Secondo quei libri su come pensare con chiarezza, dovremmo cercare di superare i pregiudizi facendo calcoli più razionali. Ma c’è anche un altro modo per aggirarli: fare come i ratti e scegliere a caso. In certi campi dell’attività umana l’utilità delle scelte casuali è nota da tempo: l’andamento della borsa, per esempio, è così imprevedibile che, per citare l’economista Burton Malkiel, “una scimmia bendata che lancia freccette alle pagine di finanza di un quotidiano potrebbe scegliere un portafoglio di azioni che funziona quanto uno attentamente scelto dagli esperti”.

L’esperimento è stato poi ripetuto con delle scimmie simulate, che hanno addirittura ottenuto risultati migliori degli esperti. In genere, però, “diamo per scontato che le decisioni migliori nascano da un’analisi empirica e da una scelta informata”, come ha scritto di recente Michael Schulson sulla rivista Aeon.

Ma pensate alla tradizione dell’antica Grecia di affidare alcune cariche pubbliche a persone estratte a sorte, osserva Schulson. La casualità purifica un processo che potrebbe essere inquinato dalla corruzione. La casualità potrebbe essere utile anche nella vita quotidiana. Per le piccole decisioni è un risparmio di tempo: se scegliete un piatto a caso sul menù potete tornare subito a chiacchierare con gli amici.

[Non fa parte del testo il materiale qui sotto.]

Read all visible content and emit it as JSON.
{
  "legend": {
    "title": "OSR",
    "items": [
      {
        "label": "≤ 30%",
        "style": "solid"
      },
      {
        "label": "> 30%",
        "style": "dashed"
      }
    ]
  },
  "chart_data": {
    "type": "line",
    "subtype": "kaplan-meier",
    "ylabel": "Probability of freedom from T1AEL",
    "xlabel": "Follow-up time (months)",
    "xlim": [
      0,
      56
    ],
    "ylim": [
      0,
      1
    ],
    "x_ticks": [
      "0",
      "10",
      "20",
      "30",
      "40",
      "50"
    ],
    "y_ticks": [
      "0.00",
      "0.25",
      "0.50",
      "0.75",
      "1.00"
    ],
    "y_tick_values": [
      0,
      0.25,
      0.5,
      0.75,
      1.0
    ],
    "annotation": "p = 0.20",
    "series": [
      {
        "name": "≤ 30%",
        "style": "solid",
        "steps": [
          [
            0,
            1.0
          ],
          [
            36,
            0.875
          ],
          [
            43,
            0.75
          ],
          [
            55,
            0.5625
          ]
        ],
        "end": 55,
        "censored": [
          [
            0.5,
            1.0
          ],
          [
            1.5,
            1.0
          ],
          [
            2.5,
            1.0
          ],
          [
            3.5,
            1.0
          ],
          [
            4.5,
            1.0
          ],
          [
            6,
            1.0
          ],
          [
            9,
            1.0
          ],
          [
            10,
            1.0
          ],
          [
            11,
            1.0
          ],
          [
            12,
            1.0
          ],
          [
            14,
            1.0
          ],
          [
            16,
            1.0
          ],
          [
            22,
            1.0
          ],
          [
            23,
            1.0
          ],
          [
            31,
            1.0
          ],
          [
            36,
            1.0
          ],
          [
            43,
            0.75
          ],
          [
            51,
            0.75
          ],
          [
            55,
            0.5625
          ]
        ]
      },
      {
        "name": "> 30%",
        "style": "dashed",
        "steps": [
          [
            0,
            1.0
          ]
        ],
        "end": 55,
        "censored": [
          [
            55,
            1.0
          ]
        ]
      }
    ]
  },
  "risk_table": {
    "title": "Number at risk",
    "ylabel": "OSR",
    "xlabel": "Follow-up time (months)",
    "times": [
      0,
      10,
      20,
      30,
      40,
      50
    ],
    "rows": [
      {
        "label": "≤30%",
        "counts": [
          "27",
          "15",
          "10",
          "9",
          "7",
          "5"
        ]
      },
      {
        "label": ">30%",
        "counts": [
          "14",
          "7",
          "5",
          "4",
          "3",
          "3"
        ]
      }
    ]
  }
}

Per quelle più grandi, è un modo di ammettere che non siamo in grado di prevedere le complesse conseguenze di una scelta. Siamo realistici: per le decisioni più importanti, tipo chi sposare, affidarsi al caso è assurdo. Ma se provate ad aumentare il quoziente di casualità per le scelte marginali, soprattutto quando il livello di incertezza è alto, potreste scoprire che è vantaggioso. Però evitate di avvelenare le galline.